Interior Secretary Ryan Zinke said last week that he recommended Trump shrink two other monuments, Gold Butte in Nevada and Oregon and California’s Cascade-Siskiyou. But it is not clear when Trump may finalize those recommendations.
The Senate is set to begin moving at least three more Trump administration nominees in the week ahead.
The Commerce, Science and Transportation Committee is scheduled to vote Wednesday on Barry Myers, Trump’s nominee to head the National Oceanic and Atmospheric Administration (NOAA).
Myers’s confirmation hearing last month turned into a discussion of his potential impartiality at the department.
Myers said he and his wife would divest from their family company, AccuWeather, if confirmed to the position, because AccuWeather, a private weather forecasting outfit, and NOAA are often competitors. But Democrats questioned if that was enough, given how many of Myers’s relatives still work at the company.

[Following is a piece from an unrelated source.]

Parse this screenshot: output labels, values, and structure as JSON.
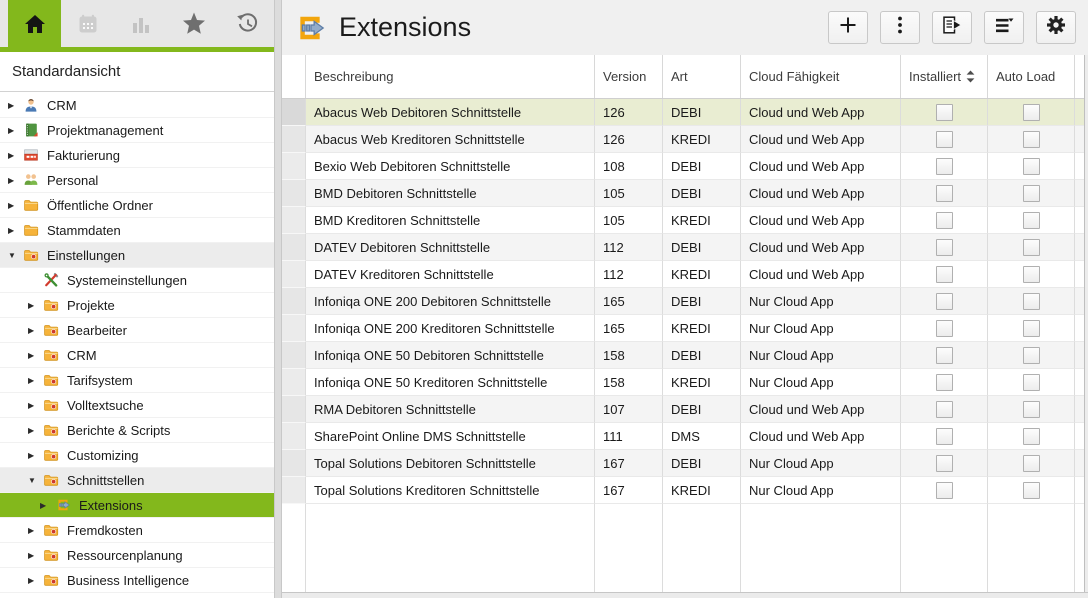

“With your family connections, your brothers at AccuWeather, obviously there is the concern about potential conflicts of interest,” Sen. Bill Nelson (D-Fla.) said then. “What we need is a NOAA administrator who will do what is the very best for the American people.”
Myers pledged he wouldn’t discuss government business with his family members.
“I made it clear to my brothers, in fact jokingly I explained to them that we may see each other at Thanksgiving dinner and we can talk about football and family things, but we cannot talk about NOAA,” he said.
Myers also said he believes in climate change science, something NOAA helps to oversee.
Elsewhere, senators on the Energy and Natural Resources Committee are due to vote Tuesday on two nominees: Linda Capuano to be administrator of the Energy Information Administration and Timothy Petty to be an assistant secretary of the Interior for water and science.
The pace of Senate confirmations for the energy and environment sphere has picked up. Last week alone, the Federal Energy Regulatory Commission (FERC) finally swore in its fifth and final member, and the Senate confirmed nominees for the Interior Department and Environmental Protection Agency (EPA).